Hampton Court Palace
Hampton Court Palace Gardens
Hampton Court Palace
Hampton Court Palace itself is huge, with an almost tangible feeling of history reaching out. The property was enclosed from farm land in the early 16th century. It was first acquired by Cardinal Wolsey and was his for only fifteen years before Henry VIII engineered his disgrace and took possession in 1529. William III (William of Orange – see Paleis Het Loo), and his wife and joint Sovereign Mary II, came to the throne in 1689. To celebrate the Glorious Revolution, they rapidly began rebuilding the Palace with plans by Sir Christopher Wren; magnificent plans which were actually never completed because Mary died in 1694 and William called a halt to the building. This is considered fortunate in a sense, because the original unspoiled Tudor character is now considered one of the greatest architectural assets of Britain.
Not only is this a magnificent palace in a powerful historical sense, but it also has a wonderful garden, retaining much of its historical formal design, and has been under the supervision of some of Britain’s most innovative gardeners; Henry Wise, ‘Capability’ Brown and Humphrey Repton. The famous Maze was created in 1690 for William III.
The Great Fountain Garden, between the Palace and the Long Water canal, was originally the Great Parterre, designed for William and Mary by the French designer Daniel Marot, extending to a pattes-d’oie of trees beyond. Queen Anne later had all the box removed as she objected to its smell. She replaced it with grass and the original clipped yew trees have since been allowed to grow to a substantial size. Large Victorian beds, originally for carpet bedding, now contain larger colour co-ordinated flowers. The long interesting herbaceous border against the Broad Walk wall was introduced in the 1920s.

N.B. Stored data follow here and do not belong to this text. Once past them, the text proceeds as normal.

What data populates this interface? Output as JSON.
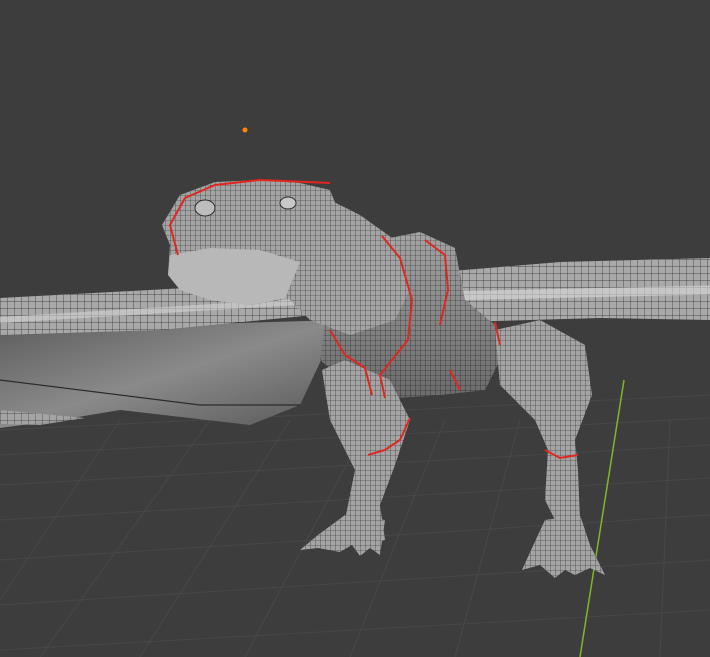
{
  "app": {
    "viewport": {
      "background_color": "#3d3d3d",
      "grid_color": "#484848",
      "y_axis_color": "#7fb827",
      "seam_color": "#e0271f",
      "mesh_color": "#9a9a9a",
      "origin_marker_color": "#ff8a00"
    },
    "scene": {
      "object": "dragon-mesh",
      "shading": "solid",
      "overlay": "wireframe",
      "seams_visible": true
    }
  }
}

Henry Wise was superintendant of the royal gardens at the time of the 1701 completion of the King’s Privy Garden for William as recorded in the panoramic painting by Dutch draughtsman and painter Leonard Knyff (1650-1721). This garden was researched and restored, with help from Het Loo at Apeldoorn in the Netherlands, and reopened to the public in 1995. It is separated from the Thames-side public towpath by magnificent gilded wrought iron railings (screen) by Jean Tijou.
Reputedly the oldest Grapevine in existence, was planted by ‘Capability’ Brown in 1768 when he was head gardener here. The Pond Gardens, enclosed by hedges, were originally ornamental freshwater fish ponds. They are now bedded out with a colourful display of annuals. Close to the Pond Gardens is a knot garden laid out to a design by historian Ernest Law in 1924 with plants of the 16th century.
There are beautiful walled rose gardens, a Tudor style raised walk from which to view the parkland and gardens, orangeries with splendid statuary, an impressive chestnut tree avenue planted on exactly the line Wren chose for the unbuilt part of his new palace.
The well known author and landscape gardener Humphrey Repton succeeded Brown as head gardener.
A long term sympathetic restoration plan is slowly rolling back many years of ‘parks gardening’ to reveal many original concepts in this fascinating place. Albums of drawings dating from 1780 by John Spyers, Brown’s surveyor and draughtsman, have revealed much about its original form. Drawn for Catherine the Great, these are still preserved in St Petersburg’s State Hermitage Museum in Russia.